Het voorgestelde huurbeleid, ook wanneer zittende huurders worden ontzien, zal verhuizen voor ouderen nóg moeilijker maken. Wie verhuist, loopt op tegen forse huurverhogingen, die sterker zijn dan de inflatie. Tegelijkertijd wordt op de huurtoeslag bezuinigd. Bovendien valt bij liberalisering de huurbescherming weg. Deze is voor ouderen van belang bij het maken van bezwaar. De gang naar de huurcommissie is laagdrempelig, terwijl de gang naar de kantonrechter door ouderen vaak niet wordt gemaakt.

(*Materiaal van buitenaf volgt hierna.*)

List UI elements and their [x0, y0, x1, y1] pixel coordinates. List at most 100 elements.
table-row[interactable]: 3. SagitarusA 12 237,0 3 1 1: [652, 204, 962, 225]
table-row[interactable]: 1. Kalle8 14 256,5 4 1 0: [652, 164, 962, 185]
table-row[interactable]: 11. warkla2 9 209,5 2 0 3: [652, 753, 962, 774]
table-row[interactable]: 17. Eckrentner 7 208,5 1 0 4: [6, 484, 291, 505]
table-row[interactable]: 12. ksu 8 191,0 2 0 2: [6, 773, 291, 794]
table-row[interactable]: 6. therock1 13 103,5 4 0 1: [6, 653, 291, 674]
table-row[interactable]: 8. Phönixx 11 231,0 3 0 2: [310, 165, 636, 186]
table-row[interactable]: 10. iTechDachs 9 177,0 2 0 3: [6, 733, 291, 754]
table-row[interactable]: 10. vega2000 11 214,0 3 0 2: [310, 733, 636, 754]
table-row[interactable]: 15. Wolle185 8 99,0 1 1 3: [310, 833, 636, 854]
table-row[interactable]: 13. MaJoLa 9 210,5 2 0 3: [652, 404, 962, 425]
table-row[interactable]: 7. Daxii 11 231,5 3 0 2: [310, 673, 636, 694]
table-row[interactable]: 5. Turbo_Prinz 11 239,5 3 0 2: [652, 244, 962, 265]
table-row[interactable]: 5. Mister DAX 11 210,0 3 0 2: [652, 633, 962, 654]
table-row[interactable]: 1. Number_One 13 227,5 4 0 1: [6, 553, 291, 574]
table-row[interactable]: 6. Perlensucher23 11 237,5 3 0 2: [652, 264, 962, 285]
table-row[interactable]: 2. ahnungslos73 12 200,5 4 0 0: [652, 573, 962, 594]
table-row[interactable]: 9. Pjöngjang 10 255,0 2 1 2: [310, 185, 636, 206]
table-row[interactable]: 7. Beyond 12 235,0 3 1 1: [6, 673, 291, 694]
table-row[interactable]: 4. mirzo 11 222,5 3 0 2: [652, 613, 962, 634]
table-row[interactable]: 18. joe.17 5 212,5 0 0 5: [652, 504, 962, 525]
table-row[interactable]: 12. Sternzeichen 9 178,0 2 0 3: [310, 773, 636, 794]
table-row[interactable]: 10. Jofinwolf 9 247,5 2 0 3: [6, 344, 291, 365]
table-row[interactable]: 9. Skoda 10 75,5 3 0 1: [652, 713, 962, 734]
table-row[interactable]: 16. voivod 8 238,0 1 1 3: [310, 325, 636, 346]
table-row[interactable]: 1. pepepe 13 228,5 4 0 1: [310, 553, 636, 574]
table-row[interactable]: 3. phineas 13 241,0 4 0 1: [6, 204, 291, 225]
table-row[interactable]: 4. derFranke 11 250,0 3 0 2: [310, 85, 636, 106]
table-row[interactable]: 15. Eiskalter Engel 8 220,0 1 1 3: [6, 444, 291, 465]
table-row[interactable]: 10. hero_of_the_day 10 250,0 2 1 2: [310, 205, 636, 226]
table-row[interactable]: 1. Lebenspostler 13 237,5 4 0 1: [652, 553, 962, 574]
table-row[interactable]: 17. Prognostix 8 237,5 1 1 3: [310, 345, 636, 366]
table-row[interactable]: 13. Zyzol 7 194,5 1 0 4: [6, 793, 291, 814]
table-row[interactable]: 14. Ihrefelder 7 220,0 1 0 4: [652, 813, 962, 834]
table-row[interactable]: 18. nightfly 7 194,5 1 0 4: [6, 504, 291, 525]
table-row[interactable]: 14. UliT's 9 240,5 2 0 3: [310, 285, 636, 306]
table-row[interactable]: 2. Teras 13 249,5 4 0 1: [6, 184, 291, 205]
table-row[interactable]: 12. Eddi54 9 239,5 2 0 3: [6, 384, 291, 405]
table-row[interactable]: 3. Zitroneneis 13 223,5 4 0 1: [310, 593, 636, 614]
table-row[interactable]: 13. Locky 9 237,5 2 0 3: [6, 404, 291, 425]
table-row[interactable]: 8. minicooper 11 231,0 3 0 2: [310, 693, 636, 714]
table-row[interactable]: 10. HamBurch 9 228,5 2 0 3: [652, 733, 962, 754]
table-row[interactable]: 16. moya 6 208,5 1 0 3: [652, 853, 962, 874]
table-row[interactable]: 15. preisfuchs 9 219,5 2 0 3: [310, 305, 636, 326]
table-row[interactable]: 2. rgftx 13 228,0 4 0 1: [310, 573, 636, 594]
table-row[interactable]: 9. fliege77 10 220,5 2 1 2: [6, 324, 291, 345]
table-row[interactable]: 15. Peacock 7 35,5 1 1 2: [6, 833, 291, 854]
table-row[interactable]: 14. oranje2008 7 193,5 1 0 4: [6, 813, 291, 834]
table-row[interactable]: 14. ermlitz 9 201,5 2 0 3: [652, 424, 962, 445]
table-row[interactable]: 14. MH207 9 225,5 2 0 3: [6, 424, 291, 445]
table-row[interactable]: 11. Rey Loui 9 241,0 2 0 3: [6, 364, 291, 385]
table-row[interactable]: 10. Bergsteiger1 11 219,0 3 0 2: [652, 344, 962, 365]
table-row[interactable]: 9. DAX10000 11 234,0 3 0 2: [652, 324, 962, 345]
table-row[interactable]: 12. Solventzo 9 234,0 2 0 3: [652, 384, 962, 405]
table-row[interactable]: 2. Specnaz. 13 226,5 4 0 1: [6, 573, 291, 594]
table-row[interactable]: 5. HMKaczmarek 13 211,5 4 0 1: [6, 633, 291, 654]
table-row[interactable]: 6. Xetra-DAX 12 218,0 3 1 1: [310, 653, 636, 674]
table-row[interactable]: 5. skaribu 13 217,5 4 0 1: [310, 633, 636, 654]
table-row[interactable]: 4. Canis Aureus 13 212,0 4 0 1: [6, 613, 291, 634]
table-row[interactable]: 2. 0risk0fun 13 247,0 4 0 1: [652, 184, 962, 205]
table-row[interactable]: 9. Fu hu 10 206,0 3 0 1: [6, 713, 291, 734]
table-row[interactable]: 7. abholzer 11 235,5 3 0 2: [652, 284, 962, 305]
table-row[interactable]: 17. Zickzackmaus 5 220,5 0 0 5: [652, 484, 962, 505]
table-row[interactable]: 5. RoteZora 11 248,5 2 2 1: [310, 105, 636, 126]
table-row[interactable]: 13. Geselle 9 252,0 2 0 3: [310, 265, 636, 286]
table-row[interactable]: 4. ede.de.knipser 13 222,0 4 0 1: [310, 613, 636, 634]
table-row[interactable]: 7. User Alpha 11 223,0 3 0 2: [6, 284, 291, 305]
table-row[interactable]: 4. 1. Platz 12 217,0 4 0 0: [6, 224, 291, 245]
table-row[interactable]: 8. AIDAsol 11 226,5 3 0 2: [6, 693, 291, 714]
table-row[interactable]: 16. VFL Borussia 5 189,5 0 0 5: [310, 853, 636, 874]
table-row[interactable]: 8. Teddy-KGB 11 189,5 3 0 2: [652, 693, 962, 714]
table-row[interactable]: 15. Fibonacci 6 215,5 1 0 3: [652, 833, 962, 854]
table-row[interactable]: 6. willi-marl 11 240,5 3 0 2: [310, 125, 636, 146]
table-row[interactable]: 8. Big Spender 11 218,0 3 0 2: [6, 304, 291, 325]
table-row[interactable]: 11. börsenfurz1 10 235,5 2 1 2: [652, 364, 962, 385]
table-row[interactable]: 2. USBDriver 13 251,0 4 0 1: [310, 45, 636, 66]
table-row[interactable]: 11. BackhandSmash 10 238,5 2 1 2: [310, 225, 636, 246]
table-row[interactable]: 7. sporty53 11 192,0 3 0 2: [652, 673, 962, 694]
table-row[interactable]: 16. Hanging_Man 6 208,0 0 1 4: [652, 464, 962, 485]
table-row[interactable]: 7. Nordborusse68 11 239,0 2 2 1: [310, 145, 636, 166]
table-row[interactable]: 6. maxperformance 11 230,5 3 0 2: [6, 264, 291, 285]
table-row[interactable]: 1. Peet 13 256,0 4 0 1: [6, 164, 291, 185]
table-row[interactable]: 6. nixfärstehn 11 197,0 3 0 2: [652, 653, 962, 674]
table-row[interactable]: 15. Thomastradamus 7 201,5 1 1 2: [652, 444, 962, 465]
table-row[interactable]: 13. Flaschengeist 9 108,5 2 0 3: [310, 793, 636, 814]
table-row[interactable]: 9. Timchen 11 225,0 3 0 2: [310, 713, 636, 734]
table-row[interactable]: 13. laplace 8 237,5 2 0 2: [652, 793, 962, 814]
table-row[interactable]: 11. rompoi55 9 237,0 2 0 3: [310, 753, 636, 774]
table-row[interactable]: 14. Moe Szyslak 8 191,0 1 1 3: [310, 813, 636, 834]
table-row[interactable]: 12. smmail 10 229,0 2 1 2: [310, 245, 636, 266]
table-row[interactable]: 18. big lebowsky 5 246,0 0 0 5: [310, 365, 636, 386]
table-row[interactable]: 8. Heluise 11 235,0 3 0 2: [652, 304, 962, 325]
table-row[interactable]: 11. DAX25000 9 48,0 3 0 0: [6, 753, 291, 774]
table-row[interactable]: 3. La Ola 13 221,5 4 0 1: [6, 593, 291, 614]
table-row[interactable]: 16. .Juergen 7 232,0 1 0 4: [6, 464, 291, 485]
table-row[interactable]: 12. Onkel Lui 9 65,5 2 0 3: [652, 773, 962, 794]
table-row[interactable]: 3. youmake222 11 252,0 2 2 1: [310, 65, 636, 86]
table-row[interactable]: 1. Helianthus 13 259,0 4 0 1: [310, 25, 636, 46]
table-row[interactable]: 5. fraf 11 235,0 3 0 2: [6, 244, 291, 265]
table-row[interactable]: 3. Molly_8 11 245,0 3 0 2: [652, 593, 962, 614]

De neiging van ouderen om in hun huidige woning te blijven wonen wordt versterkt, ook als zij eigenlijk naar een aangepaste woning moeten. Vaak blijven ze zitten in de hoop dat de woningcorporatie haar maatschappelijke taak serieus neemt en een tweede toilet op de bovenverdieping inbouwt. Of dat de gemeente een woningaanpassing wil financieren in het kader van de Wet maatschappelijke ondersteuning. Maar dat blijkt vaak ijdele hoop.
Nultredenwoning
Hoe pakken de plannen straks uit in het land? Uit een nota van de provincie Limburg blijkt bijvoorbeeld dat veel ”nultredenwoningen” (woningen zonder trap) nu worden bewoond door jonge mensen. Deze moeten beschikbaar komen voor ouderen. En de provincie Zuid-Holland stelt in haar woonvisie dat woningen vrijkomen doordat ouderen zullen verhuizen naar nieuwe aangepaste woningen. De woningen die hierdoor vrijkomen zijn geschikt voor jongeren, zo stelt de provincie hoopvol. Maar de vraag is of nieuwe bewoners de hogere huren kunnen betalen die bij de vrijgekomen woningen passen. Kortom: de plannen van de minister verkleinen de kans dat de plannen van provincies uitvoerbaar zijn.
Meer beweging op de woningmarkt is noodzakelijk. Het is goed dat jonge woningzoekenden meer kansen krijgen. Daarvoor zijn plannen nodig die de huurmarkt daadwerkelijk in beweging brengen. Dit is mogelijk wanneer meer diversiteit en dus meer keuzevrijheid gekoppeld worden aan een betere verhouding tussen prijs en kwaliteit van huurwoningen. Dit is mogelijk door fors meer woningen te bouwen die geschikt zijn voor uiteenlopende leeftijdsgroepen.
De auteurs zijn respectievelijk voorzitter Coördinatieorgaan Samenwerkende Ouderenorganisaties en directeur Landelijke Organisatie Cliëntenraden.